Miguel Braceli holds an MSc degree in Architecture from the Central University of Venezuela and an MFA from the Maryland Institute College of Arts. Most of his works have been large-scale projects developed in Latin America, Europe, and the United States. He has led art education projects with institutions such as the Museum of Modern Art (MoMA, New York), Washington Projects for the Arts (Washington, DC), and Matadero Madrid. His most recent recognitions include Fulbright Scholar (2018-2020), Sondheim Prize Finalist (USA, 2020), Future Architecture Fellow (EU, 2019), Young Artist Award of the Principality of Asturias (Spain, 2018). He is founder of LA ESCUELA___ together with the international foundation Siemens Stiftung.

Artist Statement

I work with participatory projects based on collective learning and making.

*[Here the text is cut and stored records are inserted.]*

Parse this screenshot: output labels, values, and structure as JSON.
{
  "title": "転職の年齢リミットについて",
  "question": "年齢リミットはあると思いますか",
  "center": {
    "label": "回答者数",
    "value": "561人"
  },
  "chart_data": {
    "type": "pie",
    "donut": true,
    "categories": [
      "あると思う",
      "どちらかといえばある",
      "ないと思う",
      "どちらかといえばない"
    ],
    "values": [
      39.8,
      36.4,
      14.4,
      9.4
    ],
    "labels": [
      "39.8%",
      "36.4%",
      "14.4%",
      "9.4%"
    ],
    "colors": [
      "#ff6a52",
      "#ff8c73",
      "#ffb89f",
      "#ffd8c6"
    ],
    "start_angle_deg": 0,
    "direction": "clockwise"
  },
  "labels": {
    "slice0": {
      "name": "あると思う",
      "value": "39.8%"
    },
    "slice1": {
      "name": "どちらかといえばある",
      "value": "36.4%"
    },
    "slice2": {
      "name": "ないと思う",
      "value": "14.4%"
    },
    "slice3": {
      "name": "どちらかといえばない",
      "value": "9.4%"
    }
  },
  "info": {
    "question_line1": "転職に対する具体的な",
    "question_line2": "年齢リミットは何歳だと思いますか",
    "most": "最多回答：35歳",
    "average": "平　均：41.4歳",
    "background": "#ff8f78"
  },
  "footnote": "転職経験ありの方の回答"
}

They are site-specific works that bring together communities, schools, and organizations in the development of Proyectos Formativos (Formative Projects): community-based projects whose main medium is education. Addressing social-political issues, these projects happen in public space to create collective responses from, with and for specific communities.

Trained as an architect in Venezuela, my art practice emerged as a resilient response to our multiple crises. Later I understood how this practice is rooted in a long genealogy of Latin American artists and educators—who seek to bring education closer to real contexts, so as to learn and act on them. Through an interdisciplinary approach, my practice sits at the intersection between art and architecture; performance, media and installation; activism and education.
Within a larger artistic research, I am interested in the relationship between the body and the territory, between the individual being and the collective body, between order and contingency of open-ended projects in the expanded field. From vast geographies to more intimate connections on a human scale, many of my works explore notions of borders, migration, identity, human rights and geopolitical conflicts. They aim for equity as matter to build and strive to reconfigure that substance into meaningful social connections.